Disputa por lealdade e controle territorial

A presença das Forças Armadas na gestão econômica venezuelana cresce de forma constante desde a década passada, com militares em ministérios, estatais e conselhos de empresas mistas. Em várias regiões, comandantes têm influência direta sobre cadeias de abastecimento de combustíveis, fiscalização de fronteiras e combate ao contrabando. Ao ajustar o comando regional em bloco, o governo tenta garantir que essas estruturas permaneçam alinhadas a decisões centrais que envolvem preços, importações e novos parceiros comerciais.

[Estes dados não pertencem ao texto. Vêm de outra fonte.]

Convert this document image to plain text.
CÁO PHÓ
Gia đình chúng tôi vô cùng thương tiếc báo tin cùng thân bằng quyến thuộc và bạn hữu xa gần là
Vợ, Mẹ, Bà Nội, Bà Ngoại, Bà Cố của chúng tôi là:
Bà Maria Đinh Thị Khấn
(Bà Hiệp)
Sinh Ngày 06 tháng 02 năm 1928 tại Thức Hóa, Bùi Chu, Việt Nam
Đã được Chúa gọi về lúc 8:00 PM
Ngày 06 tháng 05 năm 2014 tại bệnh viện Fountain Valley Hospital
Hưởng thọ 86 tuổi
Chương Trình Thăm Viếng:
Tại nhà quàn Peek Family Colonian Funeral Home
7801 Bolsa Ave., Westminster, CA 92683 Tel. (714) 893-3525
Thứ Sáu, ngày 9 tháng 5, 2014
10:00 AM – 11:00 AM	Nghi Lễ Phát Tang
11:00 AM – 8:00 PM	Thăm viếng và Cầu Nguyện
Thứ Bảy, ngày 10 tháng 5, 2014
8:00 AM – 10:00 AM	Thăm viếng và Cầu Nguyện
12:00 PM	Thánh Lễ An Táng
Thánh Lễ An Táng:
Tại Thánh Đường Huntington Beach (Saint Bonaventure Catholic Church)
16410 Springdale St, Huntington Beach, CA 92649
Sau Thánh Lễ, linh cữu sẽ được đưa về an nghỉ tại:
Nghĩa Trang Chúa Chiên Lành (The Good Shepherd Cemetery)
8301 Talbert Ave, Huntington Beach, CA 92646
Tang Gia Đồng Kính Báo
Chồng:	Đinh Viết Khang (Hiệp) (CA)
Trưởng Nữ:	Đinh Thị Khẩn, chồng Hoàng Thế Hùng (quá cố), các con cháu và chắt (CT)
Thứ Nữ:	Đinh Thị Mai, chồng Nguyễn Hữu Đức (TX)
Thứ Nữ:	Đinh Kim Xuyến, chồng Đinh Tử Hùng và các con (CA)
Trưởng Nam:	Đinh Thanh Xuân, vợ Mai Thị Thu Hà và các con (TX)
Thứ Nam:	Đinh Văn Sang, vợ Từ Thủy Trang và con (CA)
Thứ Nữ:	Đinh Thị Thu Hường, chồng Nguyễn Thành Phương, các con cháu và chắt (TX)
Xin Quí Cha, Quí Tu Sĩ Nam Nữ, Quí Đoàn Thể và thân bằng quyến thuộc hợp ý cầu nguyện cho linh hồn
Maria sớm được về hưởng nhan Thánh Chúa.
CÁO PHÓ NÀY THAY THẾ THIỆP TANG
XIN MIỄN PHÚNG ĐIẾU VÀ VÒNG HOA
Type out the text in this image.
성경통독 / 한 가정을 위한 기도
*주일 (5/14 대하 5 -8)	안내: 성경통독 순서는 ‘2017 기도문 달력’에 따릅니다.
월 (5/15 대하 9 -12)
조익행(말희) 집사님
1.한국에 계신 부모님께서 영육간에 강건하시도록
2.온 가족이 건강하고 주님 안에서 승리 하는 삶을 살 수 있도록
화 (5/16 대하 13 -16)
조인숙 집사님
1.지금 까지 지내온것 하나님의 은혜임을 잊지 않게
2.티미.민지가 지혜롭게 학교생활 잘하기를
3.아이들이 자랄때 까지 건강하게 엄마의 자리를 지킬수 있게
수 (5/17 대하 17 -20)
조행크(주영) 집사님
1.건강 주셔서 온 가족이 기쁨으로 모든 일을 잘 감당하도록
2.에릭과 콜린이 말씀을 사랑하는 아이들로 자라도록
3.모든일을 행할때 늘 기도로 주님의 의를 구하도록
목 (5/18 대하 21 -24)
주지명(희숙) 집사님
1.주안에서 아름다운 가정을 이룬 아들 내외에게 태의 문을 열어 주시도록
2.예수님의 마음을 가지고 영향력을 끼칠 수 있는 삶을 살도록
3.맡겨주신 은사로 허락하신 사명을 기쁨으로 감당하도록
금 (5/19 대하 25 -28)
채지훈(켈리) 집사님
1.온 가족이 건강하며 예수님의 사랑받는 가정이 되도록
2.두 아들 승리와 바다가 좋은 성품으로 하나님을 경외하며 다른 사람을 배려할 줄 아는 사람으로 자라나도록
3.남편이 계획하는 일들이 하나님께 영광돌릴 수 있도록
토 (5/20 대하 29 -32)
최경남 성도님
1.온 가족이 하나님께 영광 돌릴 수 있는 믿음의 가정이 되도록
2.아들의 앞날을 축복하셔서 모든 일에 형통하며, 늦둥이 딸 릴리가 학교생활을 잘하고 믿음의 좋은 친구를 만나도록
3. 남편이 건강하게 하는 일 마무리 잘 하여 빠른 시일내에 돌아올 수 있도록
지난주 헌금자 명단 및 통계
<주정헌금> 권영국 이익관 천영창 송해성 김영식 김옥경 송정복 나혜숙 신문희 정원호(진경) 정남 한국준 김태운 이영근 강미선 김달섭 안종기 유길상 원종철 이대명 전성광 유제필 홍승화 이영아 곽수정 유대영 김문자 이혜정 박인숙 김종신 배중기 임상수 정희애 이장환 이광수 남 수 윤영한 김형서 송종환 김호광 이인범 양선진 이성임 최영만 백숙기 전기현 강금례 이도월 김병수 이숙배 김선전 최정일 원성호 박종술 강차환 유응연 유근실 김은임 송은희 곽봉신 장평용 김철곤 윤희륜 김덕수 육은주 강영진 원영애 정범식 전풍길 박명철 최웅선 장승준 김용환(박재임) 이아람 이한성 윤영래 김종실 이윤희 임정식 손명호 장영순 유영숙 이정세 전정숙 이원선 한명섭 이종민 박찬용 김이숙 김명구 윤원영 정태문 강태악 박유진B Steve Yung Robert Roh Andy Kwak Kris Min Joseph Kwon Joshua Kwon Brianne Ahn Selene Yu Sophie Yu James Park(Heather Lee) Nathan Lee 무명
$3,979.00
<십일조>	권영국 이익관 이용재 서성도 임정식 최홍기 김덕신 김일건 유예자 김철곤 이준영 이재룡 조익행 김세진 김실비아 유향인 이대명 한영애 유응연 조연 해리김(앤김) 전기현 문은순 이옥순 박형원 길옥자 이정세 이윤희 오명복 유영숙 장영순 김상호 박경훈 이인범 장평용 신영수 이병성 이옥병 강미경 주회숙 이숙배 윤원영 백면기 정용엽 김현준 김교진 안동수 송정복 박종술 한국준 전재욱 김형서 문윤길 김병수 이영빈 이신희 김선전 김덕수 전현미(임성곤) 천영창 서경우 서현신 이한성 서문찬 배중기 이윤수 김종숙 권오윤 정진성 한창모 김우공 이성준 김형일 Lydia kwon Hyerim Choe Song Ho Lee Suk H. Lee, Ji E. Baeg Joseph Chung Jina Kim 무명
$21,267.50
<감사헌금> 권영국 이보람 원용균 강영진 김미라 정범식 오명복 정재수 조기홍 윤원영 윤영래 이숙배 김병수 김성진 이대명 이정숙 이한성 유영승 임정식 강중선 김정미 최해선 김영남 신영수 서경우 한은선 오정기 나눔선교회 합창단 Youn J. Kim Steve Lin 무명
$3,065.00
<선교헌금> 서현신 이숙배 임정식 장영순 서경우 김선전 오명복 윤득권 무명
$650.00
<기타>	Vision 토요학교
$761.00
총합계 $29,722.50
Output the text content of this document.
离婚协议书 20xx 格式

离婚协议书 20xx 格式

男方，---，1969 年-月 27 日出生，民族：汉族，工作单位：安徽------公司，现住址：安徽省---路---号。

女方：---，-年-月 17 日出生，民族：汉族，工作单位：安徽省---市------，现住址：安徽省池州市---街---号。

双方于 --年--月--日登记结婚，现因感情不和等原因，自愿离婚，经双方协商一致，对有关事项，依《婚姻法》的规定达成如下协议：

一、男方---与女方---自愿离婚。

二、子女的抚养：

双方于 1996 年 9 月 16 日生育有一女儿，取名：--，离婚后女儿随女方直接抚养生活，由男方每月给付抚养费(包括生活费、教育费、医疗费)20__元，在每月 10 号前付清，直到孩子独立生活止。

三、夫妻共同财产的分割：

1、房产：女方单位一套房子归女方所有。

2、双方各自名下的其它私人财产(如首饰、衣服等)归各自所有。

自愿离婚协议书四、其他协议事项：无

O movimento também responde a pressões internas dentro dos quartéis. Oficiais de média patente reclamam em privado da defasagem salarial, enquanto generais são chamados a assumir funções administrativas associadas a recursos em dólares. A troca de 12 nomes, em um só gesto, funciona como recado para a carreira: a permanência em postos estratégicos depende da demonstração contínua de fidelidade política, especialmente quando o petróleo volta ao centro da agenda.

Próximos passos e incertezas

Os novos comandantes começam a se apresentar às tropas nos próximos dias, com cerimônias em capitais regionais e visitas a instalações petrolíferas. A expectativa no entorno da presidente é chegar à sessão parlamentar sobre o petróleo com o comando militar já estabilizado e sem sinais públicos de ruído. Integrantes da base governista falam em aprovação de mudanças legais ainda no primeiro semestre, com prazos de 6 a 12 meses para que novos contratos e ajustes de produção se traduzam em aumento efetivo de receita.

A incógnita está na capacidade do governo de manter coesa uma estrutura que concentra, ao mesmo tempo, armas, território e acesso a divisas em um país sob forte pressão econômica. A reorganização dos 12 comandos regionais indica que o Palácio de Miraflores aposta em mais controle militar para sustentar decisões políticas sobre o futuro do petróleo venezuelano. Resta saber se esse arranjo estabiliza o tabuleiro ou apenas adia um novo ciclo de tensões internas.